Entah seberapa jauh jarak kami, entah bagaimana pun hubungan kami, pelukan ini selalu berhasil membuatku merasa lemah.

Aku dan papa duduk di sofa yang menempel pada salah satu sisi tembok, ku perhatikan wajah letih pria di hadapanku, sudah berapa lama sebenarnya kami tidak bertemu?

Aku bahkan tidak ingat ada keriput di ujung mata papa, pada pertemuan terakhir kami.

Sadar diperhatikan, papa membelai kepala ku lembut, jika aku tidak salah ingat, terakhir kali aku merasakan ini adalah waktu aku lulus SMP tiga tahun yang lalu.

"Siapa Jla yang main?" tanya beliau sambil melepaskan tangannya dari puncak kepala ku.

"Dhanu, Pa."

"Dhanu? Pacar kamu?" sepercik perasaan senang terbit dalam hati ku, begini ya rasanya dikepoin orang tua?

"Bukan Pa, sahabat aku." Aku tersenyum lebar, rasanya menyenangkan bisa berbagi sedikit tentang orang terdekat ku kepada papa.

"Oh, papa kirain pacar. Najla kalo udah punya pacar wajib kenalin ke papa ya?" Crap, Aku terharu sekarang! Bukan, bukannya aku membenci perhatian papa semacam ini, atau apa. Masalahnya aku adalah Najla, Najla yang sudah terbiasa hidup sendirian, Najla yang sudah terbiasa tidak berharap pada apapun. Tapi harapan nggak pernah minta izin untuk bersarang, 'kan?

"Papa pulang yuk? Tinggal sama Najla." Sudah aku bilang kan, aku membenci situasi ini, situasi dimana aku bergantung pada sebuah harapan.

"Najla nggak mau tinggal sendirian lagi pa, aku... butuh papa dan mama." Raut wajah papa berubah layu seketika. Aku tau, aku terdengar seperti sedang merengek sekarang. Aku terdengar begitu lemah dan payah tapi entah kenapa hanya ini yang dapat aku katakan.

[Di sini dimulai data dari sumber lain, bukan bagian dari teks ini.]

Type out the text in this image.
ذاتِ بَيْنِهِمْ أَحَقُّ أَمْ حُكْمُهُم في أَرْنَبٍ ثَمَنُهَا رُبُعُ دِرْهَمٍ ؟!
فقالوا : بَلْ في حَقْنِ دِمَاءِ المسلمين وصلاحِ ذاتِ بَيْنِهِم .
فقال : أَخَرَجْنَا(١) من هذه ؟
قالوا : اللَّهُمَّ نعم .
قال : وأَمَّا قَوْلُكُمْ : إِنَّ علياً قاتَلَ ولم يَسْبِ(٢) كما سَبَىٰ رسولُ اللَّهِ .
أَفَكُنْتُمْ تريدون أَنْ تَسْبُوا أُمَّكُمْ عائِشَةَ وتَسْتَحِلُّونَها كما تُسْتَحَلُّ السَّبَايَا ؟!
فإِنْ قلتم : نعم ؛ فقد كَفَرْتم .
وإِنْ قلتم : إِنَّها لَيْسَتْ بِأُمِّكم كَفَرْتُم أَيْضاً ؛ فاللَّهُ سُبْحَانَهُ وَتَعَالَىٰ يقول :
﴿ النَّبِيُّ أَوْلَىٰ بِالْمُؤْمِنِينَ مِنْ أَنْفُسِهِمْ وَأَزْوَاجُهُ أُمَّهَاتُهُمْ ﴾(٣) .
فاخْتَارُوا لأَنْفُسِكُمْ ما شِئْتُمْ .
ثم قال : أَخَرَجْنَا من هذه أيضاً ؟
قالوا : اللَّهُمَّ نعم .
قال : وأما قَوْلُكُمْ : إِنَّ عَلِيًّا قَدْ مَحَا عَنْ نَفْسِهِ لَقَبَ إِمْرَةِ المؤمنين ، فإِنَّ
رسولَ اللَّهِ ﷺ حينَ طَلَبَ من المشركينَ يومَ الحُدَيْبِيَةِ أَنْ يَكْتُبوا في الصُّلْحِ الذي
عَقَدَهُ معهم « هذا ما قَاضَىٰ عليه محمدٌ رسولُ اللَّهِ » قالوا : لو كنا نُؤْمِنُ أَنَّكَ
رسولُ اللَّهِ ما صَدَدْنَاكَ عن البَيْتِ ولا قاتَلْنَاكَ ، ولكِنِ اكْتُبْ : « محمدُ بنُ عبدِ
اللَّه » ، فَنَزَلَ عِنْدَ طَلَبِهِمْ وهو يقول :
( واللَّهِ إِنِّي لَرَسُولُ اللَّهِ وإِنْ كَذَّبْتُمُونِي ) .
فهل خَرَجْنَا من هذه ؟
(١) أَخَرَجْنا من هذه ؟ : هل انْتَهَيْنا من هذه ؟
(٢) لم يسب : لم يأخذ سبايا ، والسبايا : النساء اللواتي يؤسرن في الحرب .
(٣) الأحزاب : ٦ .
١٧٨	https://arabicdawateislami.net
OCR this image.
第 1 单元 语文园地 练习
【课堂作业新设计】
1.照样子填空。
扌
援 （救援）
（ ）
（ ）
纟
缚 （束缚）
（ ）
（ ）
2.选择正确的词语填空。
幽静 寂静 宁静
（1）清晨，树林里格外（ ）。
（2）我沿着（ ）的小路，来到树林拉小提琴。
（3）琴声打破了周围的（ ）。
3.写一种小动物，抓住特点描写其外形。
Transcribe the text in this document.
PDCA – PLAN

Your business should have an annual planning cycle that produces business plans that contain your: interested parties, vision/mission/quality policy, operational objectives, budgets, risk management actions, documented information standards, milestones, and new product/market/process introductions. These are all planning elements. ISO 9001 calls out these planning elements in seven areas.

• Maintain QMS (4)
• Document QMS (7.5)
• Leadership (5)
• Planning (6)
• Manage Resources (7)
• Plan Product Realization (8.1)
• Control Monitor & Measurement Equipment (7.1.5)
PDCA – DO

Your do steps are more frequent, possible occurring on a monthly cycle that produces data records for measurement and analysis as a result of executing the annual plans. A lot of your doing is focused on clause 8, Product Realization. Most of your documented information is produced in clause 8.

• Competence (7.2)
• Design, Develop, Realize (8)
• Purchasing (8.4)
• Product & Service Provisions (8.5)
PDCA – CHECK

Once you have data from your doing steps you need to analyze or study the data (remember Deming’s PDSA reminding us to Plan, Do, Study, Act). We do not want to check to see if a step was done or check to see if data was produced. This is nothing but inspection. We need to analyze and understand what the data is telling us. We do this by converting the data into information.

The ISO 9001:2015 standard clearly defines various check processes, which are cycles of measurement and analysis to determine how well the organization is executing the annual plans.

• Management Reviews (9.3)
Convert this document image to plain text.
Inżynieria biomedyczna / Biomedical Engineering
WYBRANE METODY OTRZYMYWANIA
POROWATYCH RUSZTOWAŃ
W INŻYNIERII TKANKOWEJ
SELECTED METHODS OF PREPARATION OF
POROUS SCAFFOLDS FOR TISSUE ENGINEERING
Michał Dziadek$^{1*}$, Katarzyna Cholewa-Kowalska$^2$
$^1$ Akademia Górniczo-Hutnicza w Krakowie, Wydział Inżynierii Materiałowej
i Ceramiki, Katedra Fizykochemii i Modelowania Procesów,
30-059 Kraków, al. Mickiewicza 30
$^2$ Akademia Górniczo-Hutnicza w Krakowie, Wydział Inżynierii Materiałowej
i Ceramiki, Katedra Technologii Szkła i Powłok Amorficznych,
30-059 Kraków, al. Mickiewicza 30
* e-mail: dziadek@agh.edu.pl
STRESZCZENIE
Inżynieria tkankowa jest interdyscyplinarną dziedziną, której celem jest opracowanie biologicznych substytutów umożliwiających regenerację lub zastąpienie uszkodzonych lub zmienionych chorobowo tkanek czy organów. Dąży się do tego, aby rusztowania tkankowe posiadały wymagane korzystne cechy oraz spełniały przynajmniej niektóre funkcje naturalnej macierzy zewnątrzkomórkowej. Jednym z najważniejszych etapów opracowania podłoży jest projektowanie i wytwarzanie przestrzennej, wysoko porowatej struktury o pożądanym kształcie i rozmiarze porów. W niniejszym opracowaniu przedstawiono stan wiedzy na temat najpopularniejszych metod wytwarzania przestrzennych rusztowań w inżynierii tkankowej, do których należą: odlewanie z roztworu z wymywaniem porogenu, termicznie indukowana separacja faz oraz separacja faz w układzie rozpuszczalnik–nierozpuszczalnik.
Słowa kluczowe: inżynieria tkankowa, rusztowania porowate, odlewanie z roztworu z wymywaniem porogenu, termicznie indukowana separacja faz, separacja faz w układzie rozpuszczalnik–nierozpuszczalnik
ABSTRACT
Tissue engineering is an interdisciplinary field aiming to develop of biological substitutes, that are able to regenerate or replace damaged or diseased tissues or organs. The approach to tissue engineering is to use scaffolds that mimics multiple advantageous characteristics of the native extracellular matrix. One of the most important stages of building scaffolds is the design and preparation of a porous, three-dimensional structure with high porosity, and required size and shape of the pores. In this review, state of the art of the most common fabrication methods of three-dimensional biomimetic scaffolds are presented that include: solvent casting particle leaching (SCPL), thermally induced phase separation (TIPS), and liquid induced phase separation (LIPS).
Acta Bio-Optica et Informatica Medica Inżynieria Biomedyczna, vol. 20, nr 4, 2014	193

"Kamu naik dulu sayang, istirahat ya." Papa mengecup puncak kepalaku, sedangkan aku pias di tempat.

Aku bangkit dari sofa, keluar dari kamar papa, dan ketika aku sampai di kamar, air mata itu pun luruh, aku mengusapnya kasar lalu menghela napas berat.

Dan inilah bagian yang paling aku benci dari berharap; kecewa.